The bearded man turned to leave.
Suddenly Clumly found his voice. “Don’t try it,” he roared. He aimed the pistol at the Sunlight Man’s back, dead on, but the man kept walking. Clumly’s heart was hammering. “Figlow!” he yelled. He tipped up the pistol and fired at the ceiling. Click. The Sunlight Man turned, smiling, scratching his hairy ear. “Ah yes,” he said, “I forgot.” He held out his empty hand, closed it, opened it again. There lay the bullets. Calmly, he held them out to Fred Clumly. Cunningly — a sudden flash of genius — Clumly caught hold of the bearded man’s hand, squeezed with all the force he had and hurled the man clumsily to the floor. They rolled, bellowing, blowing like horses. Clumly raised his fist, murderous, to hit him in the neck, but he caught himself just in time. It was as if he’d gone crazy. He felt outraged and terrified. A whooping noise began to come from his mouth, uncontrollable. The man underneath him, staring up with bugging eyes, was the old man in the bathrobe.

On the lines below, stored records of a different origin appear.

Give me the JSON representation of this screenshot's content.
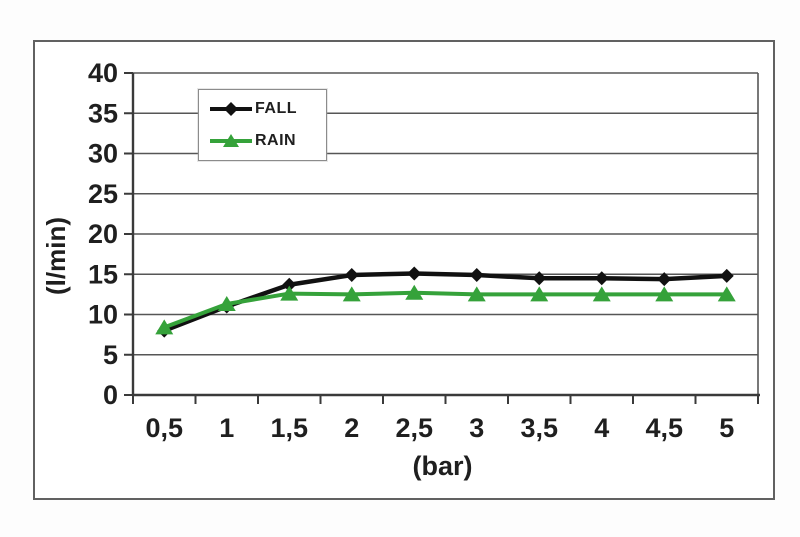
{
  "page": {
    "background": "#fdfdfd",
    "plot_background": "#ffffff"
  },
  "chart_data": {
    "type": "line",
    "title": "",
    "xlabel": "(bar)",
    "ylabel": "(l/min)",
    "categories": [
      0.5,
      1,
      1.5,
      2,
      2.5,
      3,
      3.5,
      4,
      4.5,
      5
    ],
    "categories_display": [
      "0,5",
      "1",
      "1,5",
      "2",
      "2,5",
      "3",
      "3,5",
      "4",
      "4,5",
      "5"
    ],
    "series": [
      {
        "name": "FALL",
        "color": "#111111",
        "marker": "diamond",
        "values": [
          8.0,
          11.0,
          13.7,
          14.9,
          15.1,
          14.9,
          14.5,
          14.5,
          14.4,
          14.8
        ]
      },
      {
        "name": "RAIN",
        "color": "#35a23a",
        "marker": "triangle",
        "values": [
          8.4,
          11.3,
          12.6,
          12.5,
          12.7,
          12.5,
          12.5,
          12.5,
          12.5,
          12.5
        ]
      }
    ],
    "ylim": [
      0,
      40
    ],
    "yticks": [
      0,
      5,
      10,
      15,
      20,
      25,
      30,
      35,
      40
    ],
    "grid": "horizontal",
    "legend_position": "upper-left-inside",
    "colors": {
      "axis": "#3a3a3a",
      "grid": "#565656",
      "tick_label": "#1f1f1f",
      "axis_title": "#1f1f1f",
      "frame_border": "#616161",
      "plot_right_border": "#565656"
    }
  }
}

How? Chief Clumly would ask himself later, distraught, raising his clenched fists in the blackness of his bedroom. How did he do it? A tortured cry as old as mankind, the awed and outraged howl of sanity’s indignation: for there is more to a magician’s tricks than the lightning of his hands, hands softer, gentler on your shoulder than the wind stirred by a butterfly’s passing, yet surer than a knife. The great deceiver has no heart. He neither loves nor hates unless, conceivably, he loves himself. And why he comes to us again and again to amaze and mock us, no mortal man can guess.
Kozlowski jumped.
“All hell’s broke loose,” Figlow yelled. “Give me that radio.”
“What happened?”
“The prisoner’s escaped,” he said, “and the boss has flipped his lid.”
“You’re kidding!”
“See how I’m laughing.”
In a matter of minutes there were five more cars at the hospital, Kozlowski waiting at the front door, Clumly and Figlow around in back. But he must have been out already. It was only the beginning. They waited half the night, standing with their rifles in their arms on the searchlight-gray lawn, and inside, they tore the place apart. A little after midnight the Mayor arrived, and Wittaker with him.